The truth is that behind every human and their accomplishments are extraordinary beings. I am grateful oh so beyond grateful that upon sharing the news with Danielle, Bev, Areli and Mary Queen about yesterday's half hour fear session that was poured on me but slid off like water off a duck's back they all had similar reactions. All thrilled for where life is guiding me. Mary called me a warrior and I smiled at the thought for the first time in a long time. That word has been misused before by someone so they can manipulate people into buying into something they don't even stand for but make others believe they do. So I had a really tough time with it for a while now and finally a few years later I can be called a warrior and it is once again the sweetest sound my ears can hear. My definition of warrior.
These ladies hold my hand in absolute faith always supporting my decisions and where I choose to follow my guidance aka God compass i.e. gut instinct. ;-) Danielle and Mary Queen always tell me when they hear the latest, "I am not worried for you. You are the last person I am worried about. Actually excited to see where this is leading." May you be blessed to have at least one friend like them that sees the light peering through the darkness. Thank you to these heavenly earthbound angels! Randy and Lisa thanks for choosing to stay in the final stretch with me helping me to home base where the fruits of our labors awaits us. You know what I mean. We are doing it!
I have loved and lost tremendously. I have been ready to wed at twenty-two only to find myself in the biggest of betrayals, which was actually a blessing in disguise this then twenty-two year old couldn't see. A called off union led to uniting with my soul and finding my way back to myself and forgiveness for him. I have had cents in my bank account with no idea of where money would come from and yet it did. I have found a tremendously supportive male mentor, fell in love and seen him leave my life telling me I was someone he wanted nothing to do with. I have endured countless job interviews i.e. auditions in hopes of living my dream. Some even recently with not so very nice people running the sessions belittling myself and others with their attitudes yet kept hope alive that they can find love and walking away with the lesson yet again that no job is worth my dignity.

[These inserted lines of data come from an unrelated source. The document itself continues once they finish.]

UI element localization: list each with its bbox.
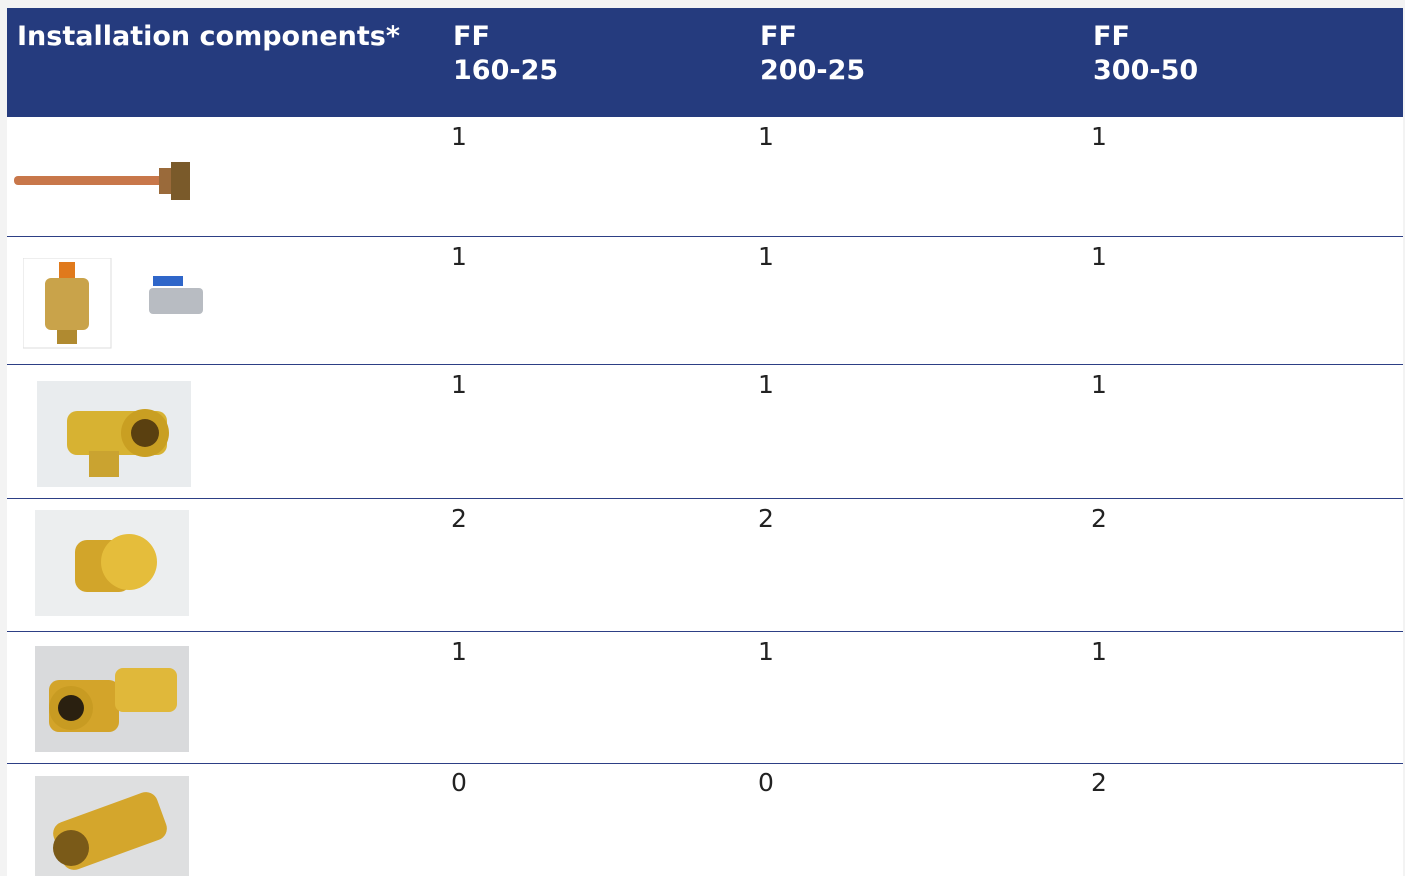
tee-fitting-image [37,381,191,487]
sensor-pocket-image [14,160,192,204]
header-line: FF [760,20,865,54]
quantity-cell: 1 [451,242,467,271]
row-separator [7,236,1403,237]
quantity-cell: 1 [758,637,774,666]
quantity-cell: 1 [1091,370,1107,399]
page: Installation components* FF160-25 FF200-… [0,0,1405,876]
quantity-cell: 1 [758,122,774,151]
quantity-cell: 1 [758,370,774,399]
elbow-fitting-image [35,646,189,752]
row-separator [7,631,1403,632]
row-separator [7,364,1403,365]
quantity-cell: 1 [1091,242,1107,271]
quantity-cell: 1 [1091,637,1107,666]
quantity-cell: 1 [1091,122,1107,151]
quantity-cell: 2 [451,504,467,533]
air-vent-valve-image [23,258,213,350]
row-separator [7,498,1403,499]
quantity-cell: 2 [758,504,774,533]
quantity-cell: 1 [451,122,467,151]
coupling-image [35,776,189,876]
quantity-cell: 1 [451,370,467,399]
quantity-cell: 2 [1091,504,1107,533]
quantity-cell: 1 [758,242,774,271]
quantity-cell: 0 [758,768,774,797]
row-separator [7,763,1403,764]
header-line: 160-25 [453,54,558,88]
header-line: 300-50 [1093,54,1198,88]
header-line: FF [1093,20,1198,54]
end-cap-image [35,510,189,616]
header-line: FF [453,20,558,54]
header-cell: Installation components* [17,20,400,54]
quantity-cell: 1 [451,637,467,666]
header-line: 200-25 [760,54,865,88]
quantity-cell: 2 [1091,768,1107,797]
quantity-cell: 0 [451,768,467,797]
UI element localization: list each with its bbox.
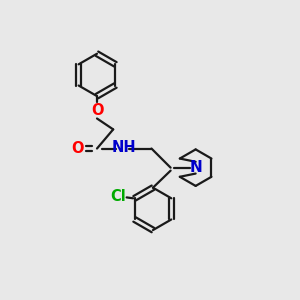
Text: NH: NH [111,140,136,155]
Text: Cl: Cl [110,189,126,204]
Text: O: O [91,103,103,118]
Text: O: O [72,141,84,156]
Text: N: N [189,160,202,175]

That money can't buy me or anything- not happiness, not beauty, not a thing. All I have received in the past five years due to my efforts has come in big amounts of LOVE, a love no amount of money can buy. However now after years of living all this including loss in the form of death of loved ones the time has come to rise above and beyond!
In order to step into a new beginning you have to be willing to let go of EVERYTHING as you know it. You can take everything from me but you can't take my essence. I have learned one of the greatest gifts life bestows upon us if we are willing to receive it. I have learned the Art of LETTING GO! I am letting go of all I have known preparing myself for what I am going to know while being present in the gifts of today. I don't know what is going to happen in the next three months but I know this, these "threats" i.e blessings in disguise have come to take me by the hand and oh so gently guide me into the what next. A what next I am being told is something only God and the universe along with all my angels can conjure up. Two deaths, agency changes, an expiring movie option, the threat of loosing my home, financial instability, and fear trying once again to destroy me (wonder if it gets tired of being such a pest, seriously!) is what it is taking for me to make my way into my NEW BEGINNING! Don't know where I am headed but I can guarantee you one thing, like a skyscraper I will be rising from the ground! The time has come!